Nur Zentralbankgeld „wirkliches“ Geld?

Thielemann sieht die Potenz der Geschäftsbanken fälschlich überhöht beschrieben. Er schreibt allen Autoren, die sich, aus meiner Sicht mit Recht, gegen die Theorie der Ge-schäftsbanken als Intermediäre wenden, also gegen die Theorie des Weiterverleihens von Spareinlagen an Kreditnehmer, grundlegende Missverständnisse des Finanzsystems zu. Nach Thielemann ist nur Zentralbankgeld wirkliches Geld, als Bargeld in den Händen der Nicht-banken oder als Forderung der Geschäftsbanken an die Zentralbank (Zentralbankguthaben). Thielemanns Begründung: Nur durch den Fluss dieses wirklichen Geldes werden Zahlungs-flüsse finalisiert. Das Guthaben auf dem Girokonto weist nach Thielemann lediglich eine Forderung auf Geld aus. Das „wirkliche Geld“ befände sich im Besitz der Bank, die es als Aktivum auf ihrem Buchhaltungskonto „Kasse“ (Forderungen gegenüber der Zentralbank) ausweist. Sollte ein Girokontoinhaber eine Rechnung per Überweisung begleichen wollen, würde die Bank durch Belastung ihres Buchhaltungskontos „Kasse“ die Zahlung an seiner Stelle durchführen. Bei Überweisung auf ein anderes Konto bei derselben Bank wird im glei-chen Zug mit der Gutschrift bei dem Empfänger (im Haben des Passivkontos) die „Kasse“ im Soll (des Aktivkontos) bebucht. Damit hat sich nach Abschluss dieser Überweisung im Konto „Kasse“ der Geschäftsbank keine Veränderung ergeben. Für Thielemann liegt in der Nutzung des Zentralbankgeldkontos „Kasse“ der Geschäftsbank selbst bei Überweisung zwischen zwei von ihr selbst geführten Konten der Nachweis, dass für alle Zahlungsflüsse „wirkliches Geld“, also Zentralbankgeld nötig ist. Die Überweisung zwischen zwei Konten bei ein und derselben Geschäftsbank sei deshalb kein sogenannter Passivtausch, also eine Be- und Entlastung von Passivkonten mit demselben Betrag ohne Veränderung der Bilanzsumme.

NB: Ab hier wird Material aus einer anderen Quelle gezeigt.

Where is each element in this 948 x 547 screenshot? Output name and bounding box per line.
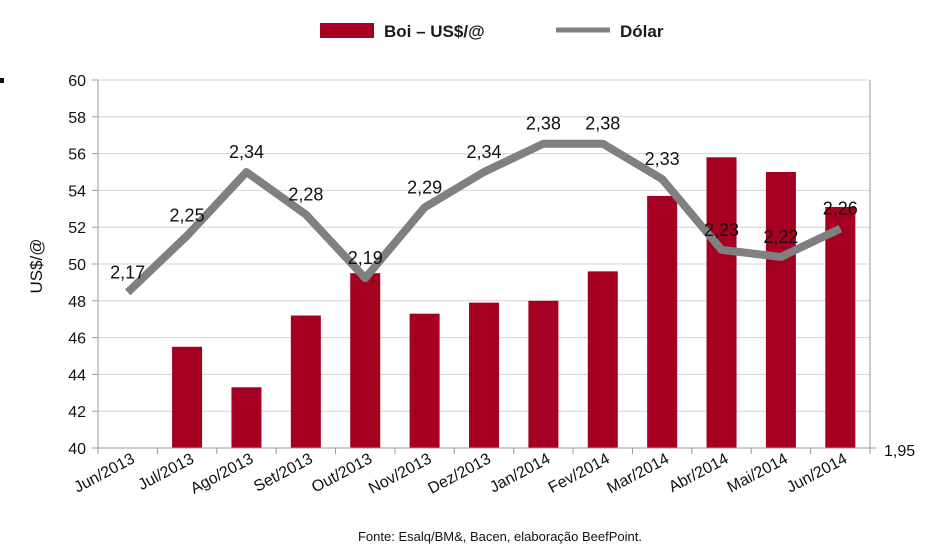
x-tick-label: Dez/2013 xyxy=(425,450,494,497)
x-tick-label: Fev/2014 xyxy=(546,450,613,496)
y-tick-label: 42 xyxy=(68,404,86,421)
x-tick-label: Jun/2014 xyxy=(784,450,850,496)
data-label: 2,29 xyxy=(407,177,442,197)
x-tick-label: Mai/2014 xyxy=(725,450,791,496)
bars xyxy=(172,157,856,448)
bar xyxy=(290,315,321,448)
bar xyxy=(825,206,856,448)
data-label: 2,22 xyxy=(763,227,798,247)
bar xyxy=(172,346,203,448)
data-label: 2,38 xyxy=(585,114,620,134)
source-note: Fonte: Esalq/BM&, Bacen, elaboração Beef… xyxy=(358,529,642,544)
bar xyxy=(765,172,796,448)
y-tick-label: 52 xyxy=(68,220,86,237)
bar xyxy=(469,302,499,448)
y-tick-label: 46 xyxy=(68,331,86,348)
bar xyxy=(587,271,618,448)
bar xyxy=(706,157,737,448)
data-label: 2,25 xyxy=(170,206,205,226)
bar xyxy=(528,300,559,448)
data-label: 2,23 xyxy=(704,220,739,240)
y-tick-labels: 40 42 44 46 48 50 52 54 56 58 60 xyxy=(68,73,86,458)
x-tick-label: Nov/2013 xyxy=(366,450,435,497)
x-tick-label: Set/2013 xyxy=(251,450,316,495)
y-tick-label: 50 xyxy=(68,257,86,274)
legend: Boi – US$/@ Dólar xyxy=(320,22,664,41)
bar xyxy=(409,313,440,448)
bar xyxy=(231,387,262,448)
x-tick-label: Mar/2014 xyxy=(604,450,672,497)
x-tick-label: Abr/2014 xyxy=(666,450,731,496)
legend-bar-swatch xyxy=(320,23,374,38)
y-tick-label: 40 xyxy=(68,441,86,458)
data-label: 2,19 xyxy=(348,248,383,268)
data-label: 2,38 xyxy=(526,114,561,134)
dolar-line xyxy=(124,139,843,296)
data-label: 2,33 xyxy=(645,149,680,169)
y-tick-label: 58 xyxy=(68,110,86,127)
data-label: 2,34 xyxy=(466,142,501,162)
data-label: 2,17 xyxy=(110,262,145,282)
y-tick-label: 60 xyxy=(68,73,86,90)
legend-line-label: Dólar xyxy=(620,22,664,41)
x-tick-label: Ago/2013 xyxy=(188,450,257,497)
axes xyxy=(97,80,876,454)
data-labels: 2,17 2,25 2,34 2,28 2,19 2,29 2,34 2,38 2,38 2,33… xyxy=(110,114,858,283)
y2-tick-label: 1,95 xyxy=(884,443,915,460)
bar xyxy=(647,195,678,448)
y-axis-label: US$/@ xyxy=(27,238,46,293)
edge-mark xyxy=(0,78,4,83)
y-tick-label: 48 xyxy=(68,294,86,311)
data-label: 2,34 xyxy=(229,142,264,162)
data-label: 2,28 xyxy=(288,184,323,204)
x-tick-label: Jul/2013 xyxy=(136,450,197,493)
y-tick-label: 56 xyxy=(68,147,86,164)
x-tick-labels: Jun/2013Jul/2013Ago/2013Set/2013Out/2013… xyxy=(71,450,850,497)
y-tick-label: 54 xyxy=(68,183,86,200)
y-tick-label: 44 xyxy=(68,367,86,384)
data-label: 2,26 xyxy=(823,199,858,219)
dolar-series-line xyxy=(124,139,843,296)
legend-bar-label: Boi – US$/@ xyxy=(384,22,485,41)
bar xyxy=(350,273,381,448)
x-tick-label: Jan/2014 xyxy=(487,450,553,496)
x-tick-label: Out/2013 xyxy=(309,450,375,496)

Alles nur eine Frage der Definition …

Allen, die den Geschäftsbanken die Giralgeldschöpfungsfähigkeit durch Kreditgewährung zuschreiben, hält Thielemann entgegen, dass die eingeräumten Kreditsummen erst abgeru-fen werden müssten, um den Kreditvorgang vollständig werden zu lassen, d. h. die Kredit-nehmer müssten die Summe sich bar auszahlen lassen oder sie woanders hin überwiesen haben. Für beides sei wirkliches Geld notwendig. Dann würde auch deutlich, dass das Geld nicht aus dem Nichts geschöpft worden sei.
Man kann die Begriffe so definieren, dass nur Zentralbankgeld „wirkliches“ Geld ist und Gi-ralgeld nur Anspruch auf „wirkliches“ Geld. Dann hätte sich Thielemann aber seine aufwän-dige Argumentation auch sparen können. Wir müssten uns nur bequemen, uns die die neue Redewendung anzugewöhnen, die Geschäftsbanken könnten „Anspruch auf Geld“ nach Be-lieben schöpfen, statt Geld selbst.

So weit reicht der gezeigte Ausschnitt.